Bowhunters report that blacktails are still actively seeking, chasing, and breeding in Oregon and Washington. The first week of December was the final opportunity for many hunters to chase the grey ghost. For those with un-notched tags, the final days of the season provided excellent opportunity. These traditionally elusive animals were more visible in the thick timber as they moved at more hours of the day in search of does.
Weather has also made it possible for hunters to get out for late-season opportunities. December can be a challenging month to hunt in the Northwest. In 2022, hunters battled a brutal December with major snowstorms and weeks of below-freezing or even below-zero temperatures. This year is milder. Most of the Northwest has significantly lower-than-average snowpack. While this isn’t good news for ski resorts, it provides easier hunting opportunities.

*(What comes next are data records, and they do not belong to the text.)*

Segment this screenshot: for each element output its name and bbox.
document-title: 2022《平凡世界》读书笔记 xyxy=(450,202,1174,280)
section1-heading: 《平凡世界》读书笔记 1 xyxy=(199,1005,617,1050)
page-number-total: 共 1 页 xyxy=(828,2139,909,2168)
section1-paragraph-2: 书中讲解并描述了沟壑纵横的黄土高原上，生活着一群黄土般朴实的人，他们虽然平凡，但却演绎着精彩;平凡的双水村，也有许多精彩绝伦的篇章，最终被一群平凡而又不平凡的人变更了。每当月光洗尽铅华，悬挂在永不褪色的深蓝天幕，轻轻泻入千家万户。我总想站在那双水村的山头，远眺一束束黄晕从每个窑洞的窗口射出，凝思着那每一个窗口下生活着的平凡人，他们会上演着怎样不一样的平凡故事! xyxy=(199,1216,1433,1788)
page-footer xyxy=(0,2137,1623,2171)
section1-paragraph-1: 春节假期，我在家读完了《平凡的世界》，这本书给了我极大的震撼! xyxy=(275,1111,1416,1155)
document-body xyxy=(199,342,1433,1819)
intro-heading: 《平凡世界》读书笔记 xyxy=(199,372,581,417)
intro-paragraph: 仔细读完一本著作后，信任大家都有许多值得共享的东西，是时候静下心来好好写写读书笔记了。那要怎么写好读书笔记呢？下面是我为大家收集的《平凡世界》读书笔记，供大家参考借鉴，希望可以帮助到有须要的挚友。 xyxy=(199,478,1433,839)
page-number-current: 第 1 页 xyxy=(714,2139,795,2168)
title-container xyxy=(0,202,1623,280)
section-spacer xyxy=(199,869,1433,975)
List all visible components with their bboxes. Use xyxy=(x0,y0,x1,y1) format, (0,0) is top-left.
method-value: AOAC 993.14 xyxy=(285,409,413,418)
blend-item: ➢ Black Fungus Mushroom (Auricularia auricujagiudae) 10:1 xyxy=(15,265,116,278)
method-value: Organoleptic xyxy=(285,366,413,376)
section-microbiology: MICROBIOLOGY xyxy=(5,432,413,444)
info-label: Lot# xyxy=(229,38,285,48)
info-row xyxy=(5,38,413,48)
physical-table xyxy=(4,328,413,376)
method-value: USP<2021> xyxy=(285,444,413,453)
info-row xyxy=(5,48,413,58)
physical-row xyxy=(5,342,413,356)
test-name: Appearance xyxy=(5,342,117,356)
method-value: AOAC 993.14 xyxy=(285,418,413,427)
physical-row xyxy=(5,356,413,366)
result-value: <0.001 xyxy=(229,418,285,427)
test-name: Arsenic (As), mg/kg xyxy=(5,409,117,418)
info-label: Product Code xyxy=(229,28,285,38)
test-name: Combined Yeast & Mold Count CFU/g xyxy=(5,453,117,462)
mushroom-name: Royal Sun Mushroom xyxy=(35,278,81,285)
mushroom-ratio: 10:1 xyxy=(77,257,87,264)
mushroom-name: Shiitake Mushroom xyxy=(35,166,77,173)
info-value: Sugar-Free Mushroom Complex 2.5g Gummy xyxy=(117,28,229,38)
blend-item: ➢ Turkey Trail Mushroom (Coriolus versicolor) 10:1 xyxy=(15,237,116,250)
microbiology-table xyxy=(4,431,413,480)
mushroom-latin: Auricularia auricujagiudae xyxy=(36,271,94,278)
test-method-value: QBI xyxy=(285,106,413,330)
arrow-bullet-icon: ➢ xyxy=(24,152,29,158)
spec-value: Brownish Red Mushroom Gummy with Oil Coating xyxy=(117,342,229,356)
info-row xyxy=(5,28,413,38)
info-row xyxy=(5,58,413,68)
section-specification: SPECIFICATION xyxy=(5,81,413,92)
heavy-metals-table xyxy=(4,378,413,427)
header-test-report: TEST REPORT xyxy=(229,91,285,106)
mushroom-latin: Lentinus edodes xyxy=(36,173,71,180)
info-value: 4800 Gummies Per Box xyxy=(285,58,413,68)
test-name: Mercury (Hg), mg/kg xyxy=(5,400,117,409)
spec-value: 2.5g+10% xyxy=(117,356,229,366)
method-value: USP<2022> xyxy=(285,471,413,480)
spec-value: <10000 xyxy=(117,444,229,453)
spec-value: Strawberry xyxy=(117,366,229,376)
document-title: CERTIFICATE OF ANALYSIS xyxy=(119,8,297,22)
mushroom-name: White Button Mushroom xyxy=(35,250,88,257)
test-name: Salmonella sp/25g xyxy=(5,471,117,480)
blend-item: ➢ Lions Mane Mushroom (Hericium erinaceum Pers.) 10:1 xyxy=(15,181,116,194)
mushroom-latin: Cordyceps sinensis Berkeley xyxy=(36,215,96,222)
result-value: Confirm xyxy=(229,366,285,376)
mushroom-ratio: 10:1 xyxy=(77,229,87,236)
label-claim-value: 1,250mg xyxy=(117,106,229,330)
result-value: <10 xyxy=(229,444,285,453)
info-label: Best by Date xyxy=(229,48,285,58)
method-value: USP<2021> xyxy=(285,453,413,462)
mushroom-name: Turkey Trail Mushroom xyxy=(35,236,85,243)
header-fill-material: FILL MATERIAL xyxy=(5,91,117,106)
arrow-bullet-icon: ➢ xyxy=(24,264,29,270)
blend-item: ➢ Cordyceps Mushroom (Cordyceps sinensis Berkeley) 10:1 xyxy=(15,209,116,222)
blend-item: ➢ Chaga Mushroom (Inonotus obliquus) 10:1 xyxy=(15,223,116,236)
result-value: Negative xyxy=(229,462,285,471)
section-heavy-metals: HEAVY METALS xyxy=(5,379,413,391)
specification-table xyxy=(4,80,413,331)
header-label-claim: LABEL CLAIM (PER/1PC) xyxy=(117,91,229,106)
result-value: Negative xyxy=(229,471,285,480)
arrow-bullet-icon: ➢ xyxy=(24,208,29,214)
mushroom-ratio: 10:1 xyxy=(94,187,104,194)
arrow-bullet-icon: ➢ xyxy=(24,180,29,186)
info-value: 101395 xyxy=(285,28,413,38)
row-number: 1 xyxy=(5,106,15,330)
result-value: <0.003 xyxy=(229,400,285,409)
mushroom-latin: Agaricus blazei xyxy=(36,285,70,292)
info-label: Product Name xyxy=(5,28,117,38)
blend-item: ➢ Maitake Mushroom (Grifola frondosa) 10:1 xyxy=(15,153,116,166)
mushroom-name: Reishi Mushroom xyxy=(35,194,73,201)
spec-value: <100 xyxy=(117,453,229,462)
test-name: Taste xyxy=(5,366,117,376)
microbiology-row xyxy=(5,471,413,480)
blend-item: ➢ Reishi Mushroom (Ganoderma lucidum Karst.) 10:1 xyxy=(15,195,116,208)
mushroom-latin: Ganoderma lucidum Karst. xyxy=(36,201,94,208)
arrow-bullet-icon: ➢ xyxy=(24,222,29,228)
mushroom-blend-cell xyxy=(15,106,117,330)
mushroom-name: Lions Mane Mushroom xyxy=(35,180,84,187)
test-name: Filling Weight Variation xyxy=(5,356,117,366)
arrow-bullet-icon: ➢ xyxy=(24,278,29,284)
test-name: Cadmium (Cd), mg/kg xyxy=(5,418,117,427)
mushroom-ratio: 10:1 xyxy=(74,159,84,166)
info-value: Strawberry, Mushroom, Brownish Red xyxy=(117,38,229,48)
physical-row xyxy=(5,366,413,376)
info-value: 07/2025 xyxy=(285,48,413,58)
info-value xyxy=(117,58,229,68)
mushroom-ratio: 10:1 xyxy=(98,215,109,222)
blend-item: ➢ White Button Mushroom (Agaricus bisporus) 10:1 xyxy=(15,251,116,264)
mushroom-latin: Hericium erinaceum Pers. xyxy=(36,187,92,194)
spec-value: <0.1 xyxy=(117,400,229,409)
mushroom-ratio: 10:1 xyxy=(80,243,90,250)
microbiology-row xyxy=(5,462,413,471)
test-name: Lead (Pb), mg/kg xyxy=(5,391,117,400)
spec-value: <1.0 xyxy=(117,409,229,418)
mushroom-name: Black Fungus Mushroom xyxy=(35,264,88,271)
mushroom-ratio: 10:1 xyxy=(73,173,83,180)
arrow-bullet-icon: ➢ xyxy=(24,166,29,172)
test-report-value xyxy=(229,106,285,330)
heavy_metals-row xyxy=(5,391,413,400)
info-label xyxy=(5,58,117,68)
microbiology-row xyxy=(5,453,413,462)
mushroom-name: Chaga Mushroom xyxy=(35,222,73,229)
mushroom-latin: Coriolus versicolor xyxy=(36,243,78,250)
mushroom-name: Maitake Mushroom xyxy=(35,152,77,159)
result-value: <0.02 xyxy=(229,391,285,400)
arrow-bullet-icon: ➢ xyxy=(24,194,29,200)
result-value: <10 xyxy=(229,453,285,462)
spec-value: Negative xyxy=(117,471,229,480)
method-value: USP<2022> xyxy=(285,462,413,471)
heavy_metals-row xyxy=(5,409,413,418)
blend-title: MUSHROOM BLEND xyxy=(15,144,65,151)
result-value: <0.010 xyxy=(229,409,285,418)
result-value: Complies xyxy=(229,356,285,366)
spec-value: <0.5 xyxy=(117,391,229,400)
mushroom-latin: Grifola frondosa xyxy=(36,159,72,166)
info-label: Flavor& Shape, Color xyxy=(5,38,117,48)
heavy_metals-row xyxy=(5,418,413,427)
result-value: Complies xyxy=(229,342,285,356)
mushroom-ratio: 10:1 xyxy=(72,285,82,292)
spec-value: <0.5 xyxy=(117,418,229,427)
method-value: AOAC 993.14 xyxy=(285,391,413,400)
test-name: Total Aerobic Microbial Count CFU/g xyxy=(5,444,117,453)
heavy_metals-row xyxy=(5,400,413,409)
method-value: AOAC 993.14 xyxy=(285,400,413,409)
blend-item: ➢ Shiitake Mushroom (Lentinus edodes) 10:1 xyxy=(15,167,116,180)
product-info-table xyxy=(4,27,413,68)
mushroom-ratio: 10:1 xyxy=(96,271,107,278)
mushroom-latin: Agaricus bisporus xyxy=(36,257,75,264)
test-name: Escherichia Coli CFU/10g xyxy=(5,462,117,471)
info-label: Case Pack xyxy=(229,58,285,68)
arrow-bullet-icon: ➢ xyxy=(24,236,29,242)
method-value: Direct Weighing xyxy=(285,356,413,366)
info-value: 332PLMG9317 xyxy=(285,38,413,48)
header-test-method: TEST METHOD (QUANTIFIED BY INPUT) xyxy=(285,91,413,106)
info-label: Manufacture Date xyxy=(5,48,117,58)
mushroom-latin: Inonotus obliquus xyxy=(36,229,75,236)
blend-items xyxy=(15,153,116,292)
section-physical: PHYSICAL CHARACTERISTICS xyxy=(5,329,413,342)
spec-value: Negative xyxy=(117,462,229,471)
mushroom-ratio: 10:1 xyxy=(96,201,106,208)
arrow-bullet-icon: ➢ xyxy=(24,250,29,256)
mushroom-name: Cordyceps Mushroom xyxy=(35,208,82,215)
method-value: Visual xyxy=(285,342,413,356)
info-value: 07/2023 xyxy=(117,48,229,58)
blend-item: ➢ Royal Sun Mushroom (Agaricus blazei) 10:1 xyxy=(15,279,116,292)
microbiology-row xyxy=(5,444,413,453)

While warm, dry conditions can contribute to more hunters in the field, it doesn’t necessarily yield hunter success. Montana’s check station data is beginning to paint a picture of the state’s 2023 season. In North-Central Montana, Montana Fish Wildlife & Parks check stations report above-average hunter numbers for the season with below-average big game harvest. Biologists say hunter numbers were up 2% from last year and 15% above the long-term average. Mule deer harvest was down 12% from 2022 and 2% before the long-term average. Whitetail harvest was up 9% from last year but 2% lower than the long-term average. Biologists say hunters reported seeing fewer mule deer and whitetails.
At Montana’s Augusta station, mule deer harvest was the highest since 2018; however, it remained 27% below the long-term average. Whitetail harvest was 8% below the long-term average but 18% higher than last year. In Northwest Montana, hunter numbers and deer harvest results were very similar to last year. In Billings, mule deer harvest was below the long-term average while whitetail harvest was near average. While check stations are done for the season, a few more tags will get notched as Montana’s heritage muzzleloader season runs December 9-17.
Hunters looking to get out in the Northwest can expect changing weather conditions. This past weekend brought heavy rain, mountain snow, and strong winds to the Pacific Northwest and into parts of Idaho, Montana, and Wyoming.